You have a right to tell us [who love to read it!] how you’re doing. It sure is good to write it all out than to have us call you everyday and have the phone ring off the hook to tell us that way. I know dad really enjoys to read it as well.
Keep it up, Michelle…We love it! We certainly don’t like that you’re in so much pain all of the time and even though I can’t compare to the pregnancy pain, I can compare to the ‘pain’ in general with my back. It is no fun…But once you hold that precious baby boy of yours it will all be worth it!
Love you.
It’s those damn people who say that pregnancy is beautiful and amazing that ruin it for anyone else. If you say pregnancy is hard, people look at you like you are crazy. You never know what someone is going through unless you are in their shoes and there’s no way for anyone to experience what you are dealing with, so no one has a right to comment or judge you that way. How rediculous of them.
PS – looking back on your posts, I don’t even see where you were complaining about anything. Counting contractions? I don’t get it. People are weird.
honestly, I think that taking care of a newborn will be A LOT easier than what you are going through with this pregnancy. Usually people complain about not enough sleep, but you will get in a routine that works for you and Tim and it will not be so bad. Yah, of course there will be those bad days, but for the most part it isn’t hard and then the next thing you know they are 1 years old.
Reading that ‘Baby Wise’ book totally helped me and I’m glad you read it!
This Megan girl obviously hasn’t read your blog and what you have been going through. I couldn’t even imagine having contractions all the time. Luckily, you only have a couple more weeks then you will have Marco and won’t need to deal with those nasty contractions again
Stay strong, try hard not to stress about having a newborn, you will do great and just keep telling yourself that ‘you can do it and that it’s not that hard’ (taking care of a newborn)
Thank you, Jennifer!
I appreciate the support.
I am hoping that I can stick to the basics of the ‘Baby Wise’ plan; it seems to fit in best with our needs – hopefully it fits in with Marco’s!

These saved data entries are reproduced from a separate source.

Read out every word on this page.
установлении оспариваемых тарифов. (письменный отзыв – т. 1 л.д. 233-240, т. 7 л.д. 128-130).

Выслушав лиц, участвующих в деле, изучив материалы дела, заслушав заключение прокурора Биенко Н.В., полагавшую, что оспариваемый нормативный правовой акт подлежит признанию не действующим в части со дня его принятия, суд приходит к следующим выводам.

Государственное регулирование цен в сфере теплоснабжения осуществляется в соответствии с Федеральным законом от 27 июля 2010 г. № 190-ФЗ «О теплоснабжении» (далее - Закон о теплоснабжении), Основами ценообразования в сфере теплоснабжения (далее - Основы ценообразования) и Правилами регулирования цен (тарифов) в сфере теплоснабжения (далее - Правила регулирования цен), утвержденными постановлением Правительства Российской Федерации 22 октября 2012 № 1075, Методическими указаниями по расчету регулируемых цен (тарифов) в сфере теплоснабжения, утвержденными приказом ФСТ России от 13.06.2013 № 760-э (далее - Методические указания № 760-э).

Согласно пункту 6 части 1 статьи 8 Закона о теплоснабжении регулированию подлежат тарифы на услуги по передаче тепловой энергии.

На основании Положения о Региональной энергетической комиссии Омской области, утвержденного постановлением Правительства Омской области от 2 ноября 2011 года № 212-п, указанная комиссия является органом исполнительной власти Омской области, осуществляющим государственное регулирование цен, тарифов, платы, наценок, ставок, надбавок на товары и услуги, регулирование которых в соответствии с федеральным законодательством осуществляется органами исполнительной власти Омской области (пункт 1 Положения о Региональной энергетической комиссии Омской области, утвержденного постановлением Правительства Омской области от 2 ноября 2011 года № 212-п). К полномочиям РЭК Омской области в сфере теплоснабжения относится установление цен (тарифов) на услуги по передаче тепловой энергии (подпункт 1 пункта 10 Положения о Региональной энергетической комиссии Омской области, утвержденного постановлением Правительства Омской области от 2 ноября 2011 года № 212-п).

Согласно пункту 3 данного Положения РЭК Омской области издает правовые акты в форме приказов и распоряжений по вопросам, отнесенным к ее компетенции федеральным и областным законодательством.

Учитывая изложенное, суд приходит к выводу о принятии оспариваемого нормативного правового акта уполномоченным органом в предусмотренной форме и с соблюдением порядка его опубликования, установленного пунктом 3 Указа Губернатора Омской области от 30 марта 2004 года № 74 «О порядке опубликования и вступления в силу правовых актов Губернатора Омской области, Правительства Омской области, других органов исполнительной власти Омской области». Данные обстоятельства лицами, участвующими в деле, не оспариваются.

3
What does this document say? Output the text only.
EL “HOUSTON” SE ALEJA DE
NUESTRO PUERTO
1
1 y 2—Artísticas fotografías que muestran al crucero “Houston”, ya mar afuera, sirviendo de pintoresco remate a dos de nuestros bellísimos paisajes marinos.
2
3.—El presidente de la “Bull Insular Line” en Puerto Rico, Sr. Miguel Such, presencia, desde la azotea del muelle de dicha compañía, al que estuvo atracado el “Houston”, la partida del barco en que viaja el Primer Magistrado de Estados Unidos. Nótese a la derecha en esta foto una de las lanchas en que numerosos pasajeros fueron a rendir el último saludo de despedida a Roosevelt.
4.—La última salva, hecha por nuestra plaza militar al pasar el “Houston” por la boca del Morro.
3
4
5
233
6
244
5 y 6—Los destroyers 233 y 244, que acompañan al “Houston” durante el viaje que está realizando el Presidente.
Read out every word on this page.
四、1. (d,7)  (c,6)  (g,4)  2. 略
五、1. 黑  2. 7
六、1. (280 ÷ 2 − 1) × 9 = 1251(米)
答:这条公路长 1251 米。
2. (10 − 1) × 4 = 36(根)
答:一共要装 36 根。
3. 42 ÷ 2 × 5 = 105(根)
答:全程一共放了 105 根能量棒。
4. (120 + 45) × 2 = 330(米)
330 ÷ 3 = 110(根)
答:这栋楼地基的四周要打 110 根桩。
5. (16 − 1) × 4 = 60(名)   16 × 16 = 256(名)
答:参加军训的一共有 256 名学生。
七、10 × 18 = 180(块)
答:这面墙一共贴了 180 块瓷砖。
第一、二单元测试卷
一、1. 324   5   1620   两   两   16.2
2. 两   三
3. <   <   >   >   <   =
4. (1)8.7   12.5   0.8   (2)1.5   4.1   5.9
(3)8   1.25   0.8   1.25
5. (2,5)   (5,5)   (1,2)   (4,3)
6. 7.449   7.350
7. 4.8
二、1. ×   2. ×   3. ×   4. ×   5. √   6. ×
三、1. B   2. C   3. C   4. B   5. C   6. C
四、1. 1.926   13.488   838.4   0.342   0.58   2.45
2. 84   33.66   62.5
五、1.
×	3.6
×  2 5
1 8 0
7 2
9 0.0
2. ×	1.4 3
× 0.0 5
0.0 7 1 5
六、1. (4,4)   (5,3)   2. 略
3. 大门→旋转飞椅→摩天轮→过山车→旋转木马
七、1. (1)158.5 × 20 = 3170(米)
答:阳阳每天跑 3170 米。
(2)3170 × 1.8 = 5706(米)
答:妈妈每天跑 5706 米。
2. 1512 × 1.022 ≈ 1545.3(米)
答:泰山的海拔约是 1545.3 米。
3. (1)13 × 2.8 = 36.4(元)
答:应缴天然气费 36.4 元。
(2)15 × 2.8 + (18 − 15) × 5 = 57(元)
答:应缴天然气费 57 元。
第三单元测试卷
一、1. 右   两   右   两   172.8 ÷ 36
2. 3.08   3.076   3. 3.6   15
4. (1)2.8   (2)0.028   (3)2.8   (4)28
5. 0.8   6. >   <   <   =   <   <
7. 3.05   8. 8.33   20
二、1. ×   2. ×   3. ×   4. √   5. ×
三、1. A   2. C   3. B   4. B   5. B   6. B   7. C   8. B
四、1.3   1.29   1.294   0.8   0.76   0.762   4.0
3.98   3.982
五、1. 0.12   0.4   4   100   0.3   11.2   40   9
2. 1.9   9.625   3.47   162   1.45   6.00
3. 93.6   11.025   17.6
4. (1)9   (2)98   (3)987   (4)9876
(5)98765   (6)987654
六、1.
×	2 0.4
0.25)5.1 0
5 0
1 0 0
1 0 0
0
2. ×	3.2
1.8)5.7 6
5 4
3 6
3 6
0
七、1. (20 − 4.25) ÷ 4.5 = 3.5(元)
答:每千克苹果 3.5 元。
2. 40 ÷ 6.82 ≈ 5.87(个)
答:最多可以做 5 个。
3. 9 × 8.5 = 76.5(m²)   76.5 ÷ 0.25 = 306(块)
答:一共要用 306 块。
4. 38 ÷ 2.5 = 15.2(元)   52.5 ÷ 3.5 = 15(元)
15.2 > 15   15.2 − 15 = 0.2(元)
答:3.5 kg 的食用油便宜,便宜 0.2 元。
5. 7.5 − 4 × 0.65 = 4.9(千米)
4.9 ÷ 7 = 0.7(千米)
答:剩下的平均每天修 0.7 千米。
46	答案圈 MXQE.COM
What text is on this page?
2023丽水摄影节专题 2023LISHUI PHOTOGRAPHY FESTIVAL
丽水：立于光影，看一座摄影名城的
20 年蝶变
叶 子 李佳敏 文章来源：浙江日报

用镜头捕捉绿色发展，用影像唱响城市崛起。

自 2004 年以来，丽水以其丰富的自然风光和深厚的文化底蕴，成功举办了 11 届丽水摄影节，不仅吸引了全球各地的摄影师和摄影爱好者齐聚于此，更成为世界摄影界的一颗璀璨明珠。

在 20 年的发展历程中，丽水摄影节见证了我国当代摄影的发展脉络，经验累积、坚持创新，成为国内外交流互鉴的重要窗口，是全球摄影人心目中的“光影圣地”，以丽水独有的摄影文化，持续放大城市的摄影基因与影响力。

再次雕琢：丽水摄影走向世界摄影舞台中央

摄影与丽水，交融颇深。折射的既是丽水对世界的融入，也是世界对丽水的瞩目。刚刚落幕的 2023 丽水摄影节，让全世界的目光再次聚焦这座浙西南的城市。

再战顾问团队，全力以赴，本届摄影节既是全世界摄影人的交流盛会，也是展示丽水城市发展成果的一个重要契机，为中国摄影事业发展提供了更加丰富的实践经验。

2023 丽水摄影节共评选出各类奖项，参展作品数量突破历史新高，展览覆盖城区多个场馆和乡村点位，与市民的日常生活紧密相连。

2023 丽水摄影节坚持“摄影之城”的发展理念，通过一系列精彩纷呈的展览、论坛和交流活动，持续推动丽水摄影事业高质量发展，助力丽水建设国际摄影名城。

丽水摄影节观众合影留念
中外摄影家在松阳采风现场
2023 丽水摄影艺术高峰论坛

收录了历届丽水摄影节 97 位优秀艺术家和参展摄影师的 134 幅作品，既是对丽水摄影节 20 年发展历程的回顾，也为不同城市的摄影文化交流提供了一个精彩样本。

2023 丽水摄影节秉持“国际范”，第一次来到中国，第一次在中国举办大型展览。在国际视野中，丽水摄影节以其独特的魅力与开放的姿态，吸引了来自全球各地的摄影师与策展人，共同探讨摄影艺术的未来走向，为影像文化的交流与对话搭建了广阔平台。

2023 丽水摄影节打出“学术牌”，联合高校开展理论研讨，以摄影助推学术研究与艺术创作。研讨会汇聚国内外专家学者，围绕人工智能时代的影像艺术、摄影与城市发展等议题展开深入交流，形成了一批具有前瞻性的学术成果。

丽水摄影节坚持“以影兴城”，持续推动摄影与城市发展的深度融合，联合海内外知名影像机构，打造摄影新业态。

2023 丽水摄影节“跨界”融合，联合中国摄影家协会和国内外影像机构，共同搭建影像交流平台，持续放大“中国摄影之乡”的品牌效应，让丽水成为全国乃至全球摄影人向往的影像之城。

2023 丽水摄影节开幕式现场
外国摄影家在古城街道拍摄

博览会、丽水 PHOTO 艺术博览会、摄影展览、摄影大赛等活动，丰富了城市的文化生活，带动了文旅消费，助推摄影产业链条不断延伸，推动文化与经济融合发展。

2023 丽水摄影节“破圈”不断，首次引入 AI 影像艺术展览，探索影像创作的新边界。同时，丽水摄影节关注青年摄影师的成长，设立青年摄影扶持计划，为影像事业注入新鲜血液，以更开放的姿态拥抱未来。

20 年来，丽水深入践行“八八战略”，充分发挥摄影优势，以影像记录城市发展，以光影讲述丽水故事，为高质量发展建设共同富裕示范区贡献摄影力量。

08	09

Why must people think they are entitled to say whatever they want on someones page? I don’t get it. I can’t imagine being such a negative person to where I have to pop in on random peoples blogs and leave heartless comments.
This is your blog, please post and talk about any pregnancy worries, anxieties or scares you have on here, that’s what its for.
This person obviously has no life
Dont let her comments bother you. There are always people who will judge. You obviously have fabulous friends and family and those people are the ones that count. Yes, having a baby is harder but that doesnt mean pregnancy is easy. Just know that you have a wonderful, supportive husband and you two will make a great parenting team. Its good that you are honest about your expereince because I hate when people pretend that everything is easy. It sounds like you have lots of friends and family that are hoping for a chance to help out. Marco is very lucky to have you as a mom.
It might take a couple weeks to get Marco used to everything, but just stick to the plan and they get used to a routine. I will use that ‘eat, play, sleep’ routine that they talk about for all my kids. It really works!!!